I wonder what is for dinner tomorrow night? Meatloaf? Stuffed peppers? More meatballs?
Chapter 2
Today, we baked bread from a mix in the bread machine and survived a culinary crisis. After an hour, Pamela and I checked on the bread, and the machine had not mixed the dough! DOH! The RDI techniques of face-to-face interactions and spotlighting flew out of my head, but I did redeem myself by thinking out loud. Pamela watched me frantically unplug the machine, push the pan into the machine securely, mix the wet and dry ingredients together, and restart the machine. We stood there and watched the machine in action to make sure it mixed.
The bread turned out delicious and, after I sliced off two pieces and put them on a plate, I spotlighted the moment by sniffing the bread and enjoying the scent. She imitated me and said, "Good!"
Then, Pamela smiled and looked at me, "Butter!" (Some butter-like spreads are casein-free.)
I smiled back and said warmly, "Butter? That sounds delicious! What a great idea!"
Then, she added, "Just like Laura!"
So, I spotlighted her recall of Little House in the Big Woods, "I remember when Laura and Ma made butter and baked bread! That is one of my favorite books!" Pamela adores all of the Little House books as do I.
Chapter 3
Pamela started a new book today: Miracles on Maple Hill. I try to ease her into books by spotlighting connections to her life. The heroine of the book is from Pittsburgh, Pennsylvania (about an hour north of where we lived a few moves ago).
Pamela loves guessing games, so I smiled mysteriously and showed her the cover of the book, "Guess where the girl lives! I'll give you a clue: you lived in this state." Because of the snow on the cover illustration, she guessed it on the third try.
To her delight, the first page held another connection. Marly, the little girl, is basically asking her mother to repeat her favorite stim phrase. No, she's not autistic, but the girl's request sounded eerily familiar. Anyone living in autism land will find the author's explanation familiar: "She could tell that Mother was afraid Daddy would object to hearing the same thing over and over."
A few months ago, Pamela stimmed by asking, "What is nagging?" with the answer "saying the same thing over and over." So, after I reread the passage aloud, a big smile crept over her face. She smiled when the author talked about the Pittsburgh symphony, hills, snow, and farmhouses, which are all familiar to her. I love it when Pamela takes to a book in the first chapter.
Page four had a wonderful passage that I think describes how emotions play a role in how children encode memory.

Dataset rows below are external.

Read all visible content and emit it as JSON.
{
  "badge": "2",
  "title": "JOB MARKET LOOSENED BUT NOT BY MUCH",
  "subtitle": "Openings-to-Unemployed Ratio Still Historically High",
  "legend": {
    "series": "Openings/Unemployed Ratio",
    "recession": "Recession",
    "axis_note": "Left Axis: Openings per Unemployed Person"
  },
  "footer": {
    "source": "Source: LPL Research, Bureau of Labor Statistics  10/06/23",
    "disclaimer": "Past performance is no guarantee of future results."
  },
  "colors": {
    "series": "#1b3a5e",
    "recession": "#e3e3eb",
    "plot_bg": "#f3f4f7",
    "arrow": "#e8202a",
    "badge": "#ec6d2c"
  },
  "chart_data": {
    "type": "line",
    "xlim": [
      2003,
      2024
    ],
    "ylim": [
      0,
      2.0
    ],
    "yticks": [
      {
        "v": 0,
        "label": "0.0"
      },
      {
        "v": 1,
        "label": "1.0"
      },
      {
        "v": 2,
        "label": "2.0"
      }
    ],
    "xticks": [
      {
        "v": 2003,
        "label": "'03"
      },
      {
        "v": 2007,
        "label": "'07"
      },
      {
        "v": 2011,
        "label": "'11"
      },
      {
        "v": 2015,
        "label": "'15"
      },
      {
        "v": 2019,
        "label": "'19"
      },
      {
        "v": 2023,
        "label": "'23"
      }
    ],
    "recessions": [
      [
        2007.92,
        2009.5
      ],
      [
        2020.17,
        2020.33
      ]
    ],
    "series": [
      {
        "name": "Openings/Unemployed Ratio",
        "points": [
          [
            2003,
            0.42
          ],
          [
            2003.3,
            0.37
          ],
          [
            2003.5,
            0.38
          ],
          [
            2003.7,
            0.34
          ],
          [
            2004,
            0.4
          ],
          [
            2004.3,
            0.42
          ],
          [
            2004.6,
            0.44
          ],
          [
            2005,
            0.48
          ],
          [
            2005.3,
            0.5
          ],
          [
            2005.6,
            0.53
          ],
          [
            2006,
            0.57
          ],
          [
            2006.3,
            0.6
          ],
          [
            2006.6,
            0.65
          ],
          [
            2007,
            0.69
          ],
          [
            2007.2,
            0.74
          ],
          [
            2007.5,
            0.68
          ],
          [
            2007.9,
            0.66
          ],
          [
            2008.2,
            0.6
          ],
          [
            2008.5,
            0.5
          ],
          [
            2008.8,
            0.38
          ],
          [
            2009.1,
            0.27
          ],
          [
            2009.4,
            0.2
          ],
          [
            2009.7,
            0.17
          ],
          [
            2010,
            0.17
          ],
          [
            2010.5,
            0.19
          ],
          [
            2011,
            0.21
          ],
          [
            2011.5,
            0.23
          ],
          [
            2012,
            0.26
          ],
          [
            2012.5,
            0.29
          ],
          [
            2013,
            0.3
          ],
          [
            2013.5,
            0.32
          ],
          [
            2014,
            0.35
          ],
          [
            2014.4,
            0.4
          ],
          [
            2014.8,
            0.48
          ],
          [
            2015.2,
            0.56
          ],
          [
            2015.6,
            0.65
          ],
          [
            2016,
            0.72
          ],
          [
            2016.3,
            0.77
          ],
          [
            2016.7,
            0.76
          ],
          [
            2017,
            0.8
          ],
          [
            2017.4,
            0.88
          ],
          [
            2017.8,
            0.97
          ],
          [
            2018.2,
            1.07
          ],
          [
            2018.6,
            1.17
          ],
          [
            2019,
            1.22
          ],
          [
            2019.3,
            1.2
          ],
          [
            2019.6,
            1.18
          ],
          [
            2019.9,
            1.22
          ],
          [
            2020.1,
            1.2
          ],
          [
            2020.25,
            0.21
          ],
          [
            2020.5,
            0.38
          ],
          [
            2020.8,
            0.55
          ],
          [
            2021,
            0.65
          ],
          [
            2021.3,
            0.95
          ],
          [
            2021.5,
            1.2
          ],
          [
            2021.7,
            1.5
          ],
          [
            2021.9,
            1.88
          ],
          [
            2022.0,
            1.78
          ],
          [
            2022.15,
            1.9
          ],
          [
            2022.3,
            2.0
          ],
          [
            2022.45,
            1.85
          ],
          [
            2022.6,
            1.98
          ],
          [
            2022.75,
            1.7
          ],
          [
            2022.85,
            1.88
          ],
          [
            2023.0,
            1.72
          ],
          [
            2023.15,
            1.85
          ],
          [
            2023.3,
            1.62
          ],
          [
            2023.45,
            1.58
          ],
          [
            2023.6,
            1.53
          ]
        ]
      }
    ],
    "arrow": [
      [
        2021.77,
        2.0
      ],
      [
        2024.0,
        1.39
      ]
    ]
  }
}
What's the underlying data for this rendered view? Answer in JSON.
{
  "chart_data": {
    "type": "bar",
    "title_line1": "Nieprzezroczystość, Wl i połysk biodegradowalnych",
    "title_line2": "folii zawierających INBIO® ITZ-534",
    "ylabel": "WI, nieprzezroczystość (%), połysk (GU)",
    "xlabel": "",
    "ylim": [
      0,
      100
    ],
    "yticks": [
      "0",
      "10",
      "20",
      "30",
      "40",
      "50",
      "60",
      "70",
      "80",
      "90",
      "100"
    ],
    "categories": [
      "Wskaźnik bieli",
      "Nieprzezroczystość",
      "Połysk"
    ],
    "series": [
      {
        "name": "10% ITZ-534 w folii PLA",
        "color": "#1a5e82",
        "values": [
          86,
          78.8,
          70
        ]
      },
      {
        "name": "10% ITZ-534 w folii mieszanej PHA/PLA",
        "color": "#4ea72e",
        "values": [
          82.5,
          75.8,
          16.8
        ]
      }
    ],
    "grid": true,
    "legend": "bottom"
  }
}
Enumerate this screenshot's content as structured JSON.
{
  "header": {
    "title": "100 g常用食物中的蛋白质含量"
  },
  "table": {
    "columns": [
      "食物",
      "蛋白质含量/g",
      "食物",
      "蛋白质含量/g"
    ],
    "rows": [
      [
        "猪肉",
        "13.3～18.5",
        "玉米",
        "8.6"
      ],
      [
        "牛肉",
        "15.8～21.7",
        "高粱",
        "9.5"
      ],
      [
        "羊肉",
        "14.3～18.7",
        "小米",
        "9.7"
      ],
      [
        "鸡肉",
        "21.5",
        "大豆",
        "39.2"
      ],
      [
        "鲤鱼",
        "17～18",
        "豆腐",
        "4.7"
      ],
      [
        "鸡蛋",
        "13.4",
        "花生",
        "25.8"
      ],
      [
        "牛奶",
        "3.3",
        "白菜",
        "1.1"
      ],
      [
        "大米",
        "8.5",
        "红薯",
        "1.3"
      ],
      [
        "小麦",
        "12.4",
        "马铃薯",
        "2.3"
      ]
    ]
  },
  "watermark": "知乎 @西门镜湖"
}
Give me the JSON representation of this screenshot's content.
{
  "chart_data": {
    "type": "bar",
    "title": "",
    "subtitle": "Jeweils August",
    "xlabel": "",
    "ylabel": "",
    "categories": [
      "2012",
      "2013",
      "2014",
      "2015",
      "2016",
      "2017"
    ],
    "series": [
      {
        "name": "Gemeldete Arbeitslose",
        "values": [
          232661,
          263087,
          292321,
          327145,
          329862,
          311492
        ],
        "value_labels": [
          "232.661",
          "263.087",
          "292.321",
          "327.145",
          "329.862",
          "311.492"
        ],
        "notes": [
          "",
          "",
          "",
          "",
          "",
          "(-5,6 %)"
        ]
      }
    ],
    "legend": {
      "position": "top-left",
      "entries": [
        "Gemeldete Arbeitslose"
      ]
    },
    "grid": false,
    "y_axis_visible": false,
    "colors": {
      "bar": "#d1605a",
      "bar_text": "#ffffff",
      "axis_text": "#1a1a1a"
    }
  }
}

The truth was that when Mother said those certain words all the good feelings came back. Grandma's whole house and yard and her whole Maple Hill were in those words, just the way Mother had described them ever since Marly could remember. Grandma was in them, too, with the way Mother said her voice was, like a bird's voice if it pretended to be cross but really wasn't. Mother was in them, too, but in a special way. Not the way she was now, but the way she had been when she was Marly's age. Every summer she had come to visit her Grandma at Maple Hill, right here in Pennsylvania's corner.
How so many things could be in a few words was something else Marly didn't know. But it was the same way the whole feel of school can be in the sound of a bill ringing. Or the way the whole feeling of spring can be in one robin on a fence post.